Methods: We introduced a simple 10-question tick-box GP form for referral of all patients with rectal bleeding and change of bowel habit, which could be e-mailed or faxed directly to the endoscopy department. The responses allowed stratification of patients without prior assessment in outpatients into 3 groups. Patients stratified as “urgent” were sent a colonoscopy appointment for <2 weeks, “soon” for <12 weeks and routine for <36 weeks. Performance of the form has been audited over the 12 months following introduction. This included monitoring for time to colonoscopy from referral and accuracy of the form in predicting serious pathology (colorectal carcinoma, IBD).

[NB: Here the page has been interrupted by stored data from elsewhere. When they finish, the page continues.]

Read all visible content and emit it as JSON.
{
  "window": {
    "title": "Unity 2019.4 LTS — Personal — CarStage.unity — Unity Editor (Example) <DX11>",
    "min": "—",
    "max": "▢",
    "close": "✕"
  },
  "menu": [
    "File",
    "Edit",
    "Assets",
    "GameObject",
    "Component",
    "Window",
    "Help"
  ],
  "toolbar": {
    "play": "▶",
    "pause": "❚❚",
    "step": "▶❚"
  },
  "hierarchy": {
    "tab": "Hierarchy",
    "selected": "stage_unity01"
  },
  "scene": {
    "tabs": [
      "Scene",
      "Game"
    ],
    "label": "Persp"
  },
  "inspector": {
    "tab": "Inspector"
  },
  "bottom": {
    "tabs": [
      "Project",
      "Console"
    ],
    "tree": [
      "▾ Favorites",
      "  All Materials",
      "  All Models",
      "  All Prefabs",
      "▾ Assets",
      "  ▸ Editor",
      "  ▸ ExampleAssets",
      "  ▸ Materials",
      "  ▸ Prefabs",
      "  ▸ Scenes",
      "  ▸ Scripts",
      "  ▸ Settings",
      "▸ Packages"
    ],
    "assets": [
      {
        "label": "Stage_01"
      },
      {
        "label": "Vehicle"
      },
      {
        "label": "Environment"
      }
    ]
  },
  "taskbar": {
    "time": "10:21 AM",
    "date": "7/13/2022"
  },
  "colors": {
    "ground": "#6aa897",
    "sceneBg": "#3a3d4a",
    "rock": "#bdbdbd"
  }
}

Results: In total 691 referrals were made, of which 156 were stratified “urgent”, 447 “soon” and 88 “routine”. 73% of urgent patients achieved a colonoscopy in <2 weeks and 94% within 3 weeks including at peak holiday times e.g. Christmas etc. Those not done in <3 weeks were sent appointments but failed to attend. 97% of soon patients were colonoscoped in <12 weeks and 100% of “routines” in <36 weeks. See table⇑.
Conclusion: This referral form has proved successful in identifying patients at high risk of significant pathology and has allowed appropriate targeting of resources for rapid diagnosis of pathology without prior outpatient assessment. Rates of detection of serious pathology in “soon” and “routine” referrals were not significantly higher than those that would be anticipated in a comparable unselected population.